Authenticity. It’s one of those words people love to throw around when talking about what they look for in a restaurant. And it’s something restaurants love to claim. But how can you tell? What does it mean?
There’s no mathematical formula for discerning how much authenticity a place has, but there are some clues. One might be the accent of the person putting together your meal.
Luigi Criscuolo is Italian. The chef at Las Olas’ Talento Restaurant is originally from Napoli and came to the US not much more than half a decade ago. He’s got nothing against the noble spaghetti and meatball or a hearty plate of lasagna – but when he’s talking about Italian food, he’s talking about something more.
“If you go to Italy, Italian food is really different from what you can find here,” he says. “The menu is so different in so many ways. Flavors change over the year.”
Talento opened last June.The décor is more cozily modern than achingly Old World – it looks like a nod to that hip, modern side of Italy, the one that churns out so much cool fashion and industrial design.
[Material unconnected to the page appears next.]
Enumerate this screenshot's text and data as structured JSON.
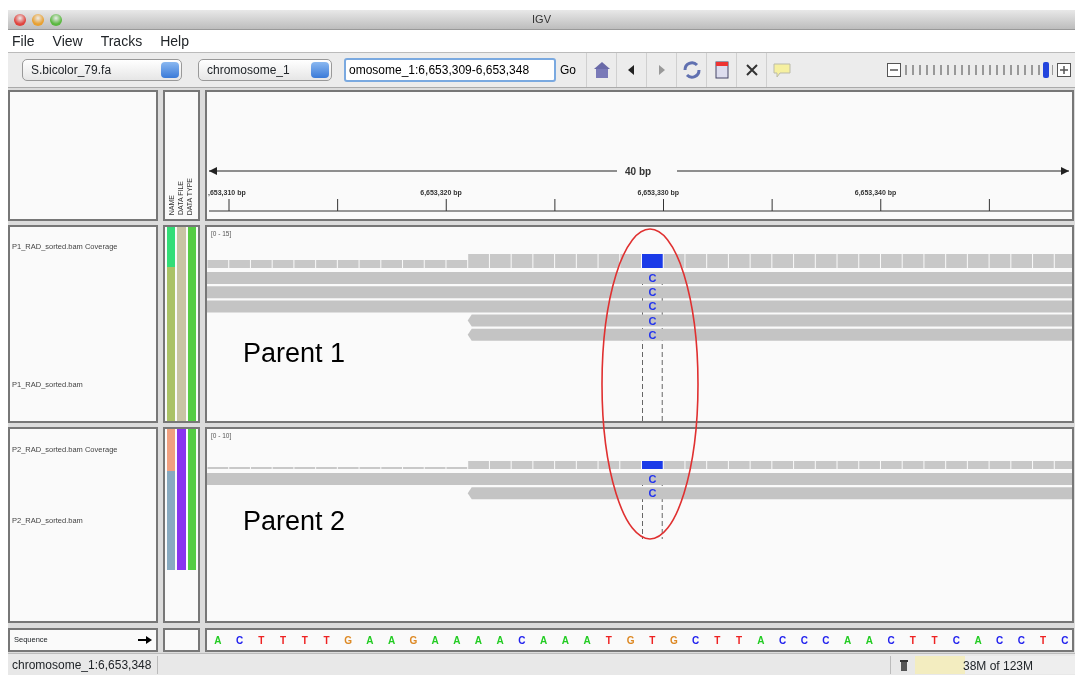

Criscuolo’s menu tends to go the same way.
“I want to mix new and old school,” he says.
That means a menu that’s not entirely unfamiliar. There’s a section devoted to pizzas, and the dinner menu includes an eggplant parmigiana, linguine with clam sauce and rigatoni. But he’s also included some dishes that, though popular at home, do not in his experience tend to get as much of a look in Italian restaurants in America.
Take strozzapreti. The shrimp-and-zucchini pasta dish is traditional in Italy, but not so much here. “This dish is really one of my favorites ever,” he says. “It’s a great classic – you can have this dish at many occasions. It’s not so heavy.”
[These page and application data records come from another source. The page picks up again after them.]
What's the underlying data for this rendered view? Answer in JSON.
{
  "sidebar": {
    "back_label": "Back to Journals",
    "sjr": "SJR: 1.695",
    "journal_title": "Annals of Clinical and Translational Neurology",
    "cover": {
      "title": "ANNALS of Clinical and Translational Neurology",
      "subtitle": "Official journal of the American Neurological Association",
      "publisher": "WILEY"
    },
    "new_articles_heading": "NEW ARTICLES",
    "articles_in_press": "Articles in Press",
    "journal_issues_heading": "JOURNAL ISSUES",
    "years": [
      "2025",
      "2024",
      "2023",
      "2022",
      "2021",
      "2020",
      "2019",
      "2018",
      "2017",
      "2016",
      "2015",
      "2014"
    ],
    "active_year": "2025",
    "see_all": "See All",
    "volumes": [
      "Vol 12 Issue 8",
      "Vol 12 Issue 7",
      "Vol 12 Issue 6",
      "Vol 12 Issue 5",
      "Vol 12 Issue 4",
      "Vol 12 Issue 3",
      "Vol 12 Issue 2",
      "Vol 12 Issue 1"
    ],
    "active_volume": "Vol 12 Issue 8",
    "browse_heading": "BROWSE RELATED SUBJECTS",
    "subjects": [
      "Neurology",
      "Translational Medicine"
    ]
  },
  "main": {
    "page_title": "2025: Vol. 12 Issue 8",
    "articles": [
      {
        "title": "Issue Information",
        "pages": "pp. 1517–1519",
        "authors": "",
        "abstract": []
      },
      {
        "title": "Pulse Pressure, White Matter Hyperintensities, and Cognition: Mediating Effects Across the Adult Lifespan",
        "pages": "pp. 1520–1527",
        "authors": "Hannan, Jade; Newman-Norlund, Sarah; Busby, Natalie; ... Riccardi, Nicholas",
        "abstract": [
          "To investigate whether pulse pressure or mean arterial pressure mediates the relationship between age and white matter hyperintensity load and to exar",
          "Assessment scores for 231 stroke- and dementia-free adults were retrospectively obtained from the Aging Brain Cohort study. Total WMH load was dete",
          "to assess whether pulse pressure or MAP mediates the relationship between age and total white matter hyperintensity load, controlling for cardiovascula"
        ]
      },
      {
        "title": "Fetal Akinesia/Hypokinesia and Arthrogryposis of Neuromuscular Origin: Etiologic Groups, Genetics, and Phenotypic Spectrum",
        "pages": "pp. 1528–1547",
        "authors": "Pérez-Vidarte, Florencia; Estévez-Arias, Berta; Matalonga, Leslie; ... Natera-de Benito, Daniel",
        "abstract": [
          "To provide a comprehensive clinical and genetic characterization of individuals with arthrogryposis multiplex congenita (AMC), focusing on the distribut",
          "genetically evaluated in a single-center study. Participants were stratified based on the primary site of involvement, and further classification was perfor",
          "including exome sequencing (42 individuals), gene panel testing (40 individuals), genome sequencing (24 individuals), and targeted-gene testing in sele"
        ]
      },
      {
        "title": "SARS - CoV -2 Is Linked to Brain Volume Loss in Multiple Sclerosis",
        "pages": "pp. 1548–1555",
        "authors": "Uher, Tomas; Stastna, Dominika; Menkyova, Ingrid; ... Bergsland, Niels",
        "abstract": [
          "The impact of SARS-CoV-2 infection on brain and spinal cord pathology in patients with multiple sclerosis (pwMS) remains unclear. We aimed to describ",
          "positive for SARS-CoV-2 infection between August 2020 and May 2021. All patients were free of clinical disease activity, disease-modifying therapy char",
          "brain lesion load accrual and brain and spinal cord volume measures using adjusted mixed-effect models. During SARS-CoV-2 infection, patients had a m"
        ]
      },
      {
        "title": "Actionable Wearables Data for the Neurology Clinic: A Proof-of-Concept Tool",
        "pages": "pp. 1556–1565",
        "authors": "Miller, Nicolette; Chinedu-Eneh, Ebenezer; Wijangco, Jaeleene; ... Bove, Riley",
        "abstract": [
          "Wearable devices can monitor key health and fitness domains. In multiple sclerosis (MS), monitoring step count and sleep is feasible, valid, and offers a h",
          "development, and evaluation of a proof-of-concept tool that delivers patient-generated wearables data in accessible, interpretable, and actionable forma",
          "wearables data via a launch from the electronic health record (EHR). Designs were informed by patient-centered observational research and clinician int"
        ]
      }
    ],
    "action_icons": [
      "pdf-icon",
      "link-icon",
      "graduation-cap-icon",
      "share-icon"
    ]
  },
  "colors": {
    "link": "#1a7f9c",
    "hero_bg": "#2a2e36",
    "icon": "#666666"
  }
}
Another more modern addition is a section of menu devoted entirely to vegetarian and vegan dishes. Vegan dishes in particular are perhaps not the first thing that springs to mind in an Italian restaurant, but this is one of the areas where Criscuolo wants to bring in the new.
“I don’t want to be stuck on fish and meat,” he says, noting that he’s reacting to what more and more restaurant patrons want. “Every day there are more people that are looking for it and can’t find it on many menus.”
He doesn’t turn up his nose at this food, either – and he believes he can make vegetarian and vegan meals that even staunch meat-eaters would enjoy.
“It’s fun,” he says of the food. “The colors are beautiful.”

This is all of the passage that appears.